Wednesday, November 19, 2008

Problem 11.10

For this problem use the equation

torque=(moment of inertia) * (angular acceleration).

So you need the moment of inertia I.

You have to use

I=(1/12) ML^2 where M is the mass of the ladder and L is the length.

This is the formula for the moment of inertia of a rod around an axis at its center.

Sunday, November 16, 2008

Problem 11.9

Use the formula that

torque = moment of inertia * angular acceleration

Find angular acceleration from the information given: (430 rev/min and 2 revs).
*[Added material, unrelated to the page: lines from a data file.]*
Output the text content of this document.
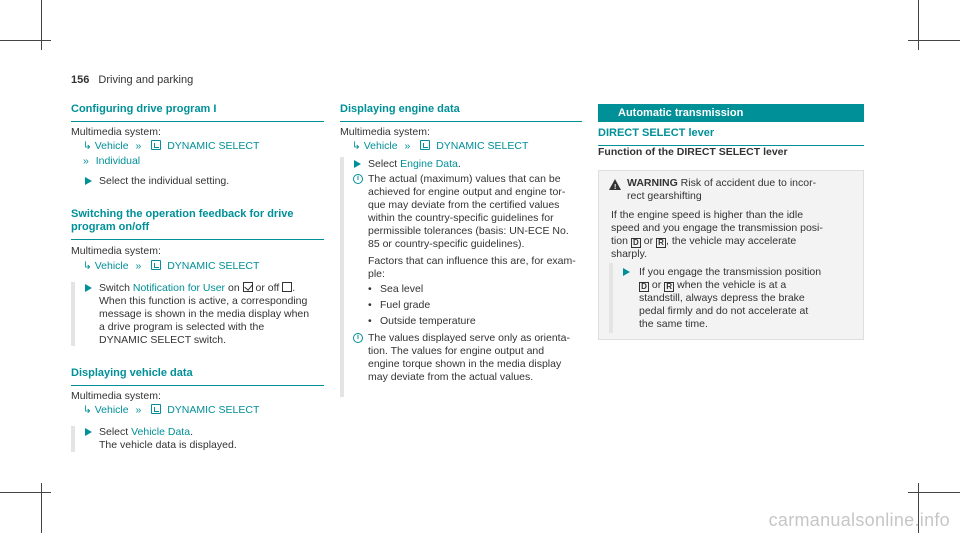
156 Driving and parking
Configuring drive program I
Multimedia system:
↳ Vehicle » DYNAMIC SELECT
» Individual
Select the individual setting.
Switching the operation feedback for drive
program on/off
Multimedia system:
↳ Vehicle » DYNAMIC SELECT
Switch Notification for User on or off .
When this function is active, a corresponding
message is shown in the media display when
a drive program is selected with the
DYNAMIC SELECT switch.
Displaying vehicle data
Multimedia system:
↳ Vehicle » DYNAMIC SELECT
Select Vehicle Data.
The vehicle data is displayed.
Displaying engine data
Multimedia system:
↳ Vehicle » DYNAMIC SELECT
Select Engine Data.
i The actual (maximum) values that can be
achieved for engine output and engine tor-
que may deviate from the certified values
within the country-specific guidelines for
permissible tolerances (basis: UN-ECE No.
85 or country-specific guidelines).
Factors that can influence this are, for exam-
ple:
• Sea level
• Fuel grade
• Outside temperature
i The values displayed serve only as orienta-
tion. The values for engine output and
engine torque shown in the media display
may deviate from the actual values.
Automatic transmission
DIRECT SELECT lever
Function of the DIRECT SELECT lever
!
WARNING Risk of accident due to incor-
rect gearshifting
If the engine speed is higher than the idle
speed and you engage the transmission posi-
tion D or R , the vehicle may accelerate
sharply.
If you engage the transmission position
D or R when the vehicle is at a
standstill, always depress the brake
pedal firmly and do not accelerate at
the same time.
carmanualsonline.info
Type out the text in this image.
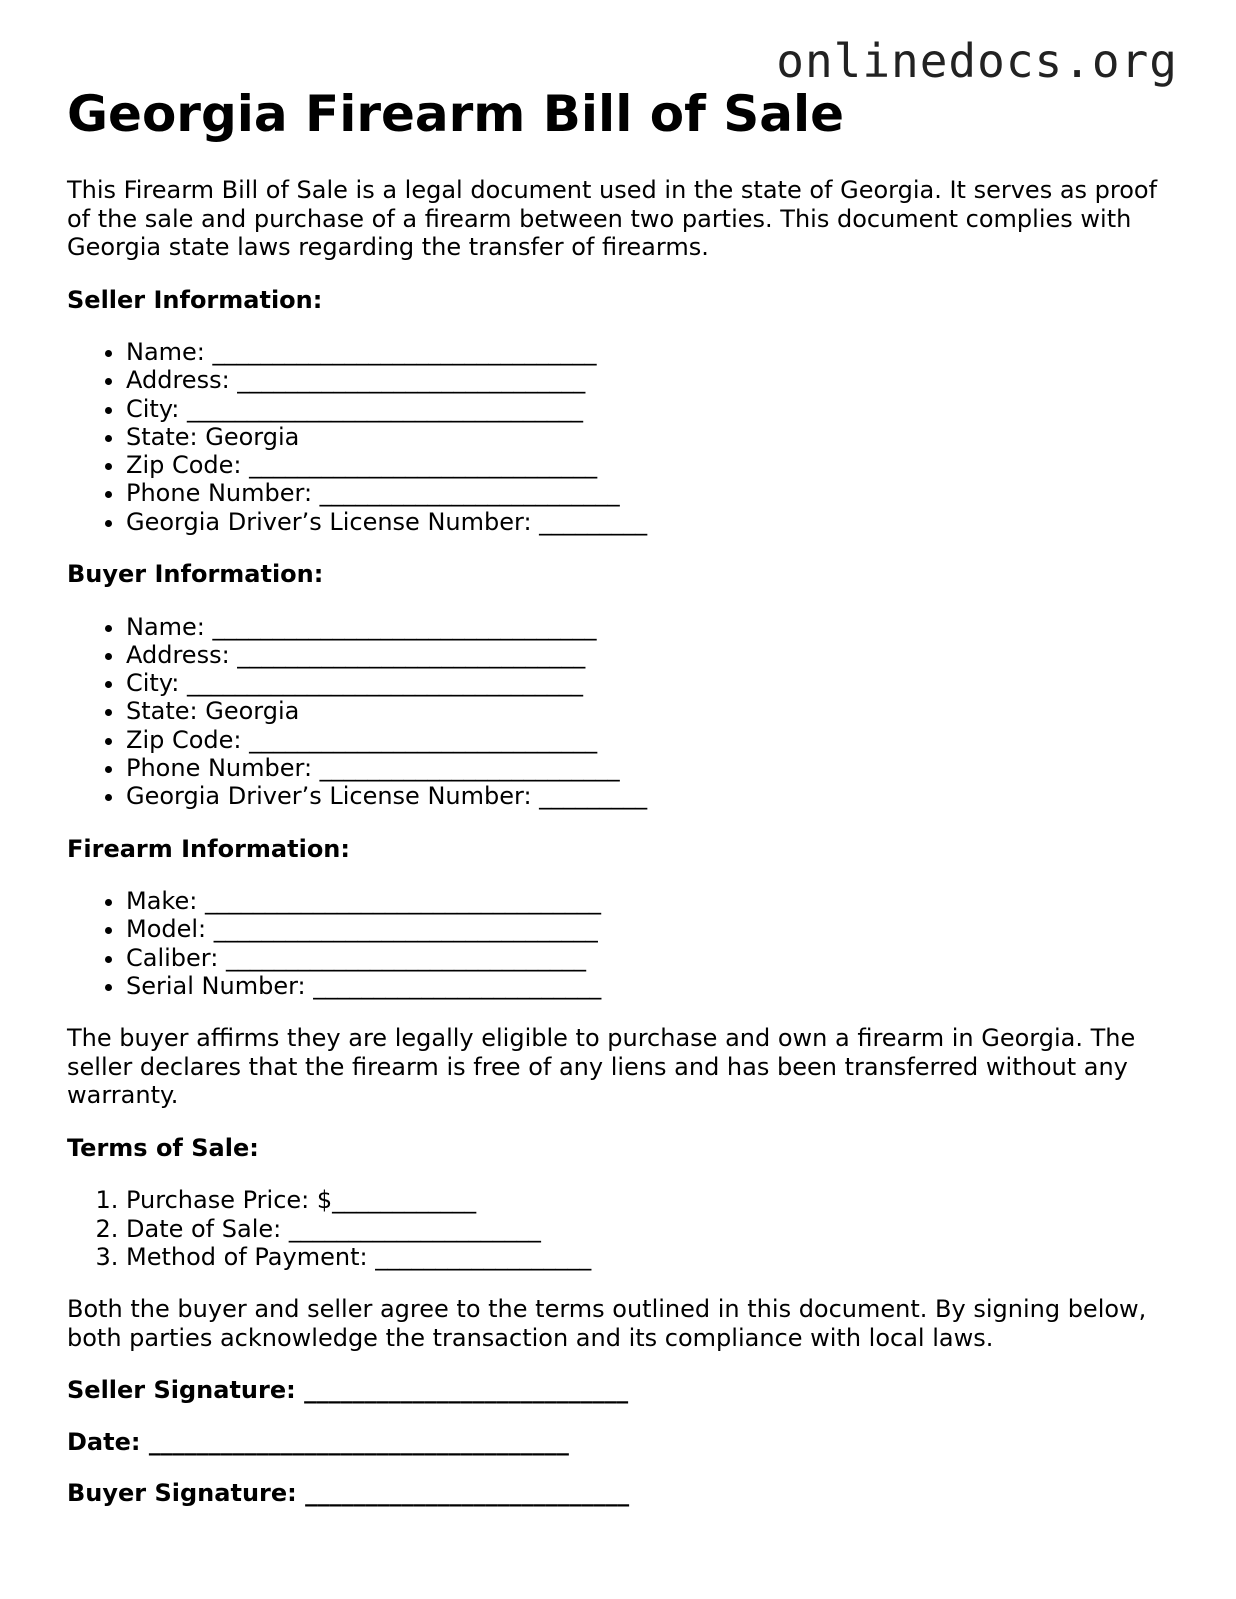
onlinedocs.org
Georgia Firearm Bill of Sale

This Firearm Bill of Sale is a legal document used in the state of Georgia. It serves as proof of the sale and purchase of a firearm between two parties. This document complies with Georgia state laws regarding the transfer of firearms.

Seller Information:

• Name: ________________________________
• Address: _____________________________
• City: _________________________________
• State: Georgia
• Zip Code: _____________________________
• Phone Number: _________________________
• Georgia Driver’s License Number: _________

Buyer Information:

• Name: ________________________________
• Address: _____________________________
• City: _________________________________
• State: Georgia
• Zip Code: _____________________________
• Phone Number: _________________________
• Georgia Driver’s License Number: _________

Firearm Information:

• Make: _________________________________
• Model: ________________________________
• Caliber: ______________________________
• Serial Number: ________________________

The buyer affirms they are legally eligible to purchase and own a firearm in Georgia. The seller declares that the firearm is free of any liens and has been transferred without any warranty.

Terms of Sale:

1. Purchase Price: $____________
2. Date of Sale: _____________________
3. Method of Payment: __________________

Both the buyer and seller agree to the terms outlined in this document. By signing below, both parties acknowledge the transaction and its compliance with local laws.

Seller Signature: ___________________________

Date: ___________________________________

Buyer Signature: ___________________________
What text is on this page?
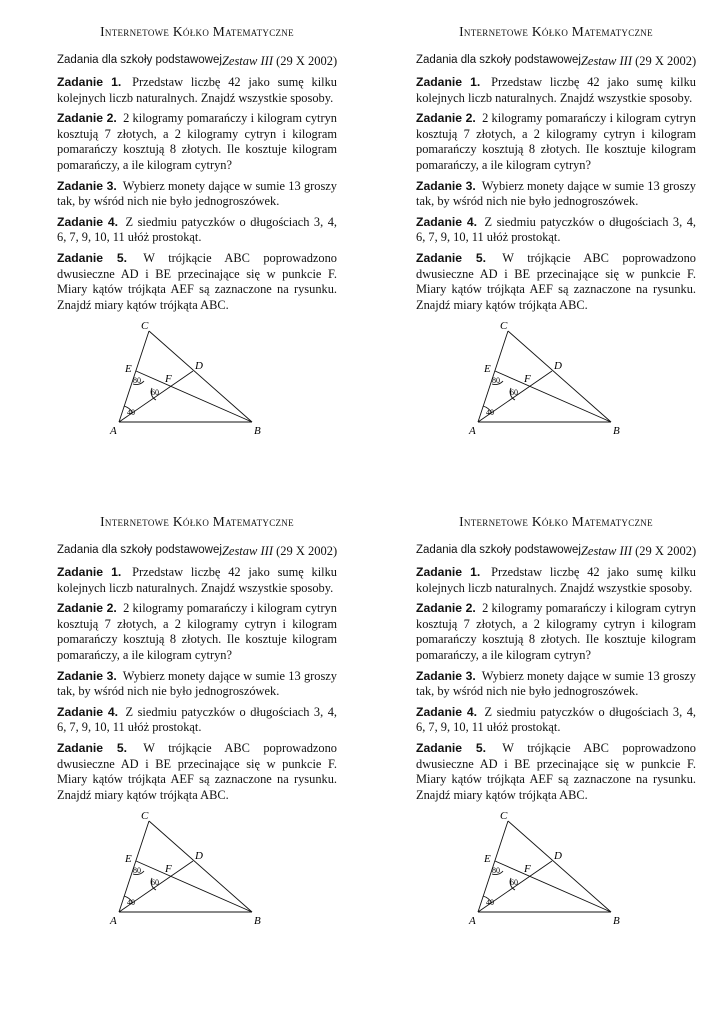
Internetowe Kółko Matematyczne
Zadania dla szkoły podstawowej Zestaw III (29 X 2002)

Zadanie 1. Przedstaw liczbę 42 jako sumę kilku kolejnych liczb naturalnych. Znajdź wszystkie sposoby.

Zadanie 2. 2 kilogramy pomarańczy i kilogram cytryn kosztują 7 złotych, a 2 kilogramy cytryn i kilogram pomarańczy kosztują 8 złotych. Ile kosztuje kilogram pomarańczy, a ile kilogram cytryn?

Zadanie 3. Wybierz monety dające w sumie 13 groszy tak, by wśród nich nie było jednogroszówek.

Zadanie 4. Z siedmiu patyczków o długościach 3, 4, 6, 7, 9, 10, 11 ułóż prostokąt.

Zadanie 5. W trójkącie ABC poprowadzono dwusieczne AD i BE przecinające się w punkcie F. Miary kątów trójkąta AEF są zaznaczone na rysunku. Znajdź miary kątów trójkąta ABC.

C
D
E
F
A	B
80
60
40
Internetowe Kółko Matematyczne
Zadania dla szkoły podstawowej Zestaw III (29 X 2002)

Zadanie 1. Przedstaw liczbę 42 jako sumę kilku kolejnych liczb naturalnych. Znajdź wszystkie sposoby.

Zadanie 2. 2 kilogramy pomarańczy i kilogram cytryn kosztują 7 złotych, a 2 kilogramy cytryn i kilogram pomarańczy kosztują 8 złotych. Ile kosztuje kilogram pomarańczy, a ile kilogram cytryn?

Zadanie 3. Wybierz monety dające w sumie 13 groszy tak, by wśród nich nie było jednogroszówek.

Zadanie 4. Z siedmiu patyczków o długościach 3, 4, 6, 7, 9, 10, 11 ułóż prostokąt.

Zadanie 5. W trójkącie ABC poprowadzono dwusieczne AD i BE przecinające się w punkcie F. Miary kątów trójkąta AEF są zaznaczone na rysunku. Znajdź miary kątów trójkąta ABC.

C
D
E
F
A	B
80
60
40
Internetowe Kółko Matematyczne
Zadania dla szkoły podstawowej Zestaw III (29 X 2002)

Zadanie 1. Przedstaw liczbę 42 jako sumę kilku kolejnych liczb naturalnych. Znajdź wszystkie sposoby.

Zadanie 2. 2 kilogramy pomarańczy i kilogram cytryn kosztują 7 złotych, a 2 kilogramy cytryn i kilogram pomarańczy kosztują 8 złotych. Ile kosztuje kilogram pomarańczy, a ile kilogram cytryn?

Zadanie 3. Wybierz monety dające w sumie 13 groszy tak, by wśród nich nie było jednogroszówek.

Zadanie 4. Z siedmiu patyczków o długościach 3, 4, 6, 7, 9, 10, 11 ułóż prostokąt.

Zadanie 5. W trójkącie ABC poprowadzono dwusieczne AD i BE przecinające się w punkcie F. Miary kątów trójkąta AEF są zaznaczone na rysunku. Znajdź miary kątów trójkąta ABC.

C
D
E
F
A	B
80
60
40
Internetowe Kółko Matematyczne
Zadania dla szkoły podstawowej Zestaw III (29 X 2002)

Zadanie 1. Przedstaw liczbę 42 jako sumę kilku kolejnych liczb naturalnych. Znajdź wszystkie sposoby.

Zadanie 2. 2 kilogramy pomarańczy i kilogram cytryn kosztują 7 złotych, a 2 kilogramy cytryn i kilogram pomarańczy kosztują 8 złotych. Ile kosztuje kilogram pomarańczy, a ile kilogram cytryn?

Zadanie 3. Wybierz monety dające w sumie 13 groszy tak, by wśród nich nie było jednogroszówek.

Zadanie 4. Z siedmiu patyczków o długościach 3, 4, 6, 7, 9, 10, 11 ułóż prostokąt.

Zadanie 5. W trójkącie ABC poprowadzono dwusieczne AD i BE przecinające się w punkcie F. Miary kątów trójkąta AEF są zaznaczone na rysunku. Znajdź miary kątów trójkąta ABC.

C
D
E
F
A	B
80
60
40
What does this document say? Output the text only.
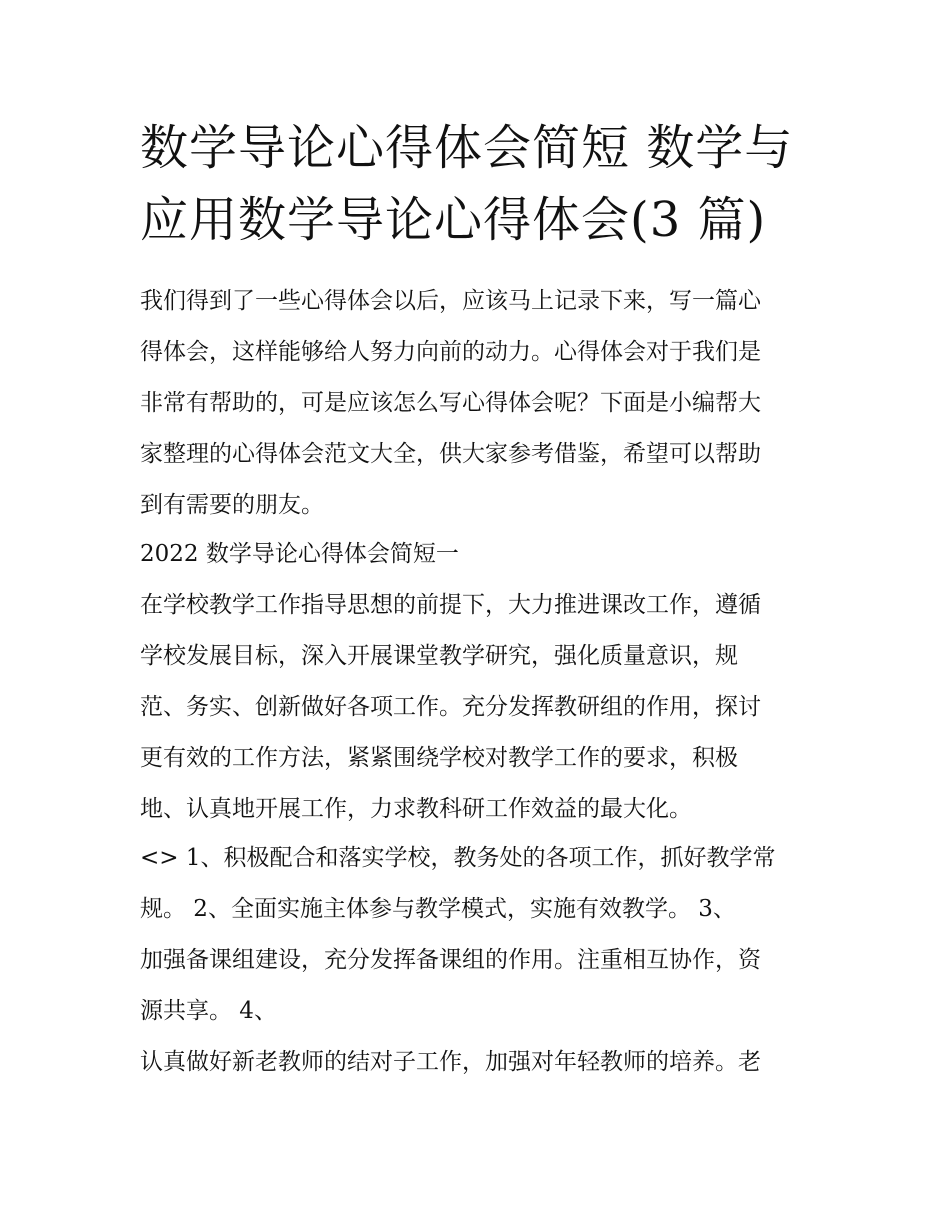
数学导论心得体会简短 数学与
应用数学导论心得体会(3 篇)

我们得到了一些心得体会以后，应该马上记录下来，写一篇心
得体会，这样能够给人努力向前的动力。心得体会对于我们是
非常有帮助的，可是应该怎么写心得体会呢？下面是小编帮大
家整理的心得体会范文大全，供大家参考借鉴，希望可以帮助
到有需要的朋友。

2022 数学导论心得体会简短一

在学校教学工作指导思想的前提下，大力推进课改工作，遵循
学校发展目标，深入开展课堂教学研究，强化质量意识，规
范、务实、创新做好各项工作。充分发挥教研组的作用，探讨
更有效的工作方法，紧紧围绕学校对教学工作的要求，积极
地、认真地开展工作，力求教科研工作效益的最大化。

<> 1、积极配合和落实学校，教务处的各项工作，抓好教学常
规。 2、全面实施主体参与教学模式，实施有效教学。 3、
加强备课组建设，充分发挥备课组的作用。注重相互协作，资
源共享。 4、

认真做好新老教师的结对子工作，加强对年轻教师的培养。老
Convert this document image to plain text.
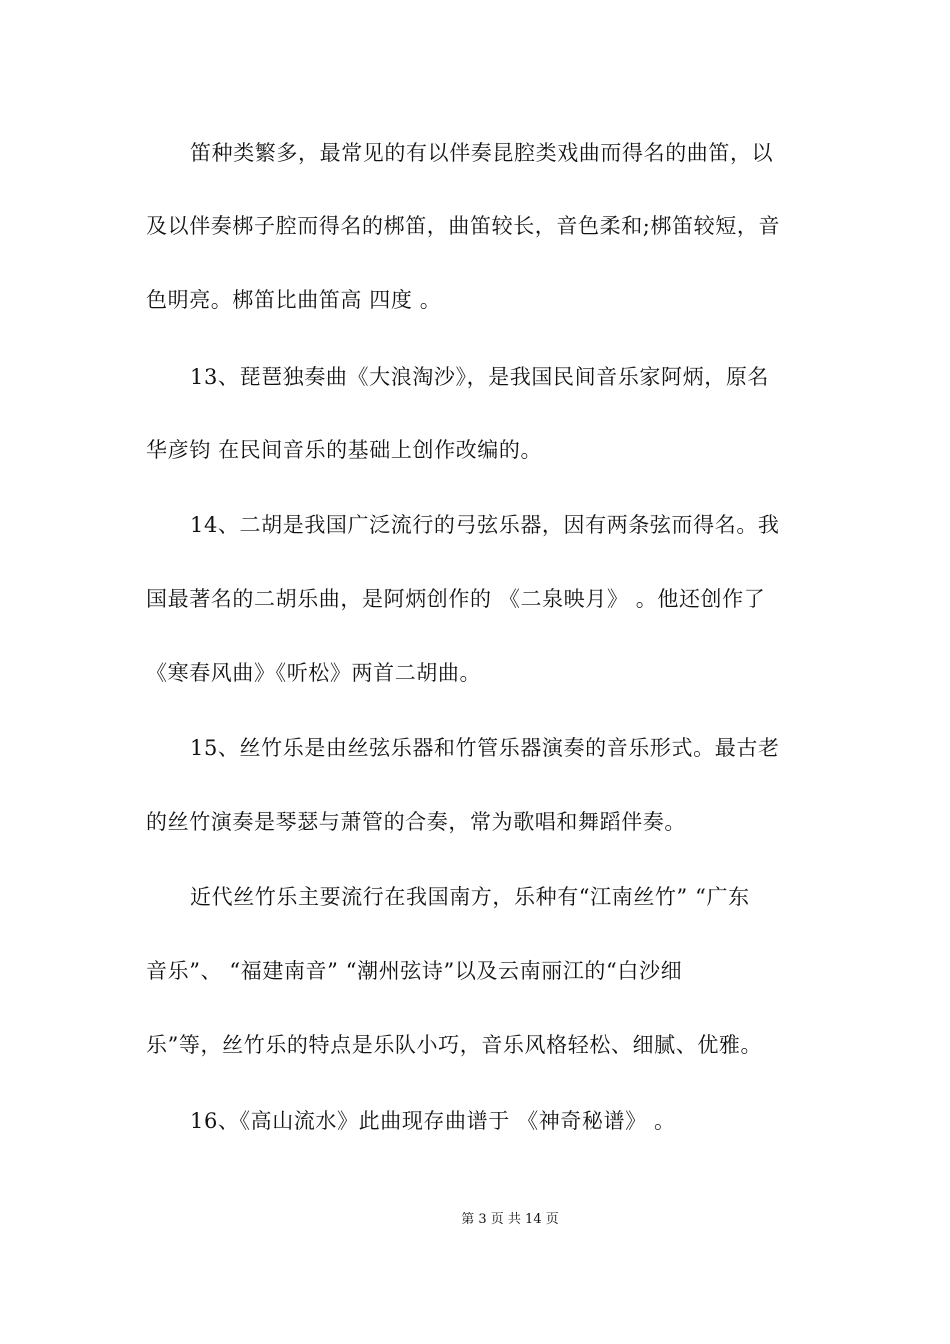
笛种类繁多，最常见的有以伴奏昆腔类戏曲而得名的曲笛，以
及以伴奏梆子腔而得名的梆笛，曲笛较长，音色柔和;梆笛较短，音
色明亮。梆笛比曲笛高 四度 。
13、琵琶独奏曲《大浪淘沙》，是我国民间音乐家阿炳，原名
华彦钧 在民间音乐的基础上创作改编的。
14、二胡是我国广泛流行的弓弦乐器，因有两条弦而得名。我
国最著名的二胡乐曲，是阿炳创作的 《二泉映月》 。他还创作了
《寒春风曲》《听松》两首二胡曲。
15、丝竹乐是由丝弦乐器和竹管乐器演奏的音乐形式。最古老
的丝竹演奏是琴瑟与萧管的合奏，常为歌唱和舞蹈伴奏。
近代丝竹乐主要流行在我国南方，乐种有“江南丝竹” “广东
音乐”、 “福建南音” “潮州弦诗”以及云南丽江的“白沙细
乐”等，丝竹乐的特点是乐队小巧，音乐风格轻松、细腻、优雅。
16、《高山流水》此曲现存曲谱于 《神奇秘谱》 。
第 3 页 共 14 页
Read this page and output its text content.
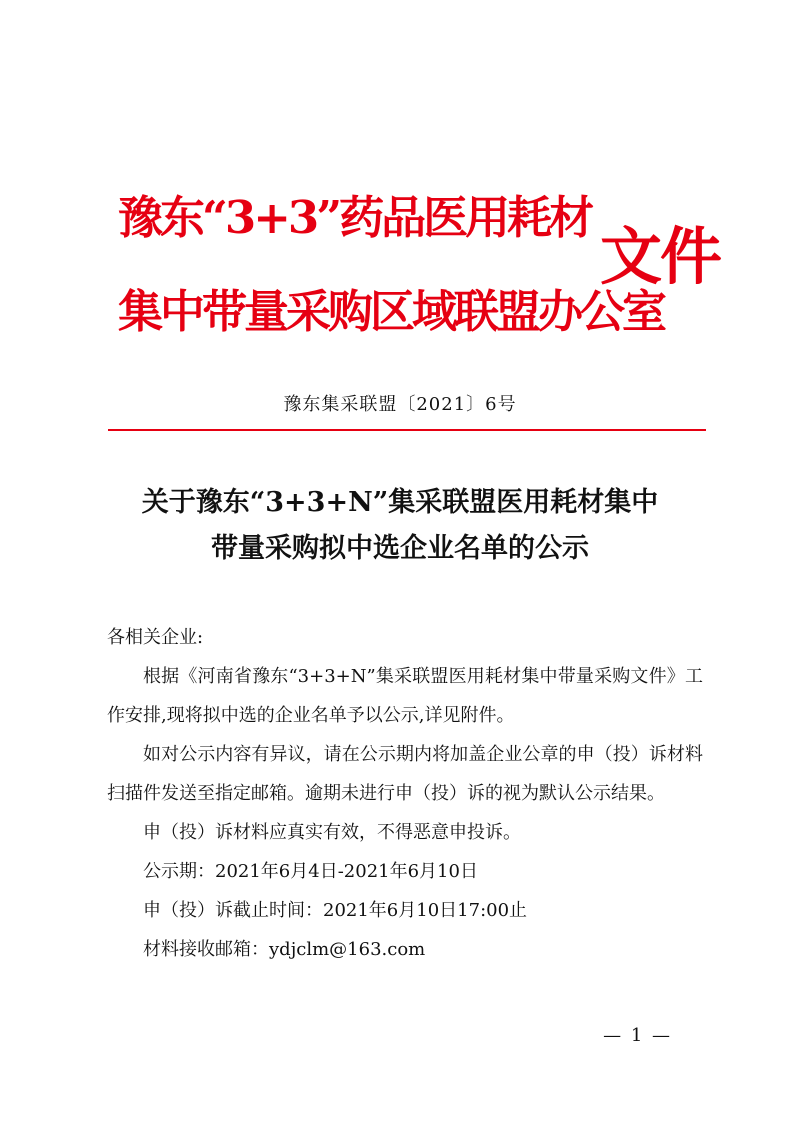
豫东“3+3”药品医用耗材
集中带量采购区域联盟办公室
文件
豫东集采联盟〔2021〕6号
关于豫东“3+3+N”集采联盟医用耗材集中
带量采购拟中选企业名单的公示

各相关企业:

根据《河南省豫东“3+3+N”集采联盟医用耗材集中带量采购文件》工作安排,现将拟中选的企业名单予以公示,详见附件。

如对公示内容有异议，请在公示期内将加盖企业公章的申（投）诉材料扫描件发送至指定邮箱。逾期未进行申（投）诉的视为默认公示结果。

申（投）诉材料应真实有效，不得恶意申投诉。

公示期：2021年6月4日-2021年6月10日

申（投）诉截止时间：2021年6月10日17:00止

材料接收邮箱：ydjclm@163.com

— 1 —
For moment of inertia use the formula for I for a disk.

11.46

For this problem let the axis of rotation be the end of the stick where the paint can is hanging.
Also, assume the whole mass M acts as if at the center of that Mass i.e. 0.5 m away from the
axis of rotation.

Wednesday, November 12, 2008

Problem 9.15

The impulse is the change in momentum. So compute the vector
J= m*vf - m*vi then compute the angle. Note the angle is pointing towards
the top left quadrant so your angle to the x-axis should be larger than 90.

Sunday, November 9, 2008

Problem 9.28

First review your notes. I did a problem very similar to this in class. There
are two steps.

1. First apply conservation of momentum to find the velocity of the putty block system.
2. Then apply conservation of total energy to find the height the putty+block will go.

Problem 9.20

Use conservation of momentum. The initial momentum is zero. Solve for final
momentum of the astronaut. Use this to find velocity and then distance (d=v*t).

Tuesday, October 14, 2008

Problem 6.28

The key to this problem is to note that the tension T is the same for all segments of the rope.
Once you know this, simply draw the forces acting on the two pulleys. For example the lower pullley will feel a force 2T due to the two segments of rope pulling it UP, it will also feel a
force mg pulling it down. The net force will yield the acceleration of the box.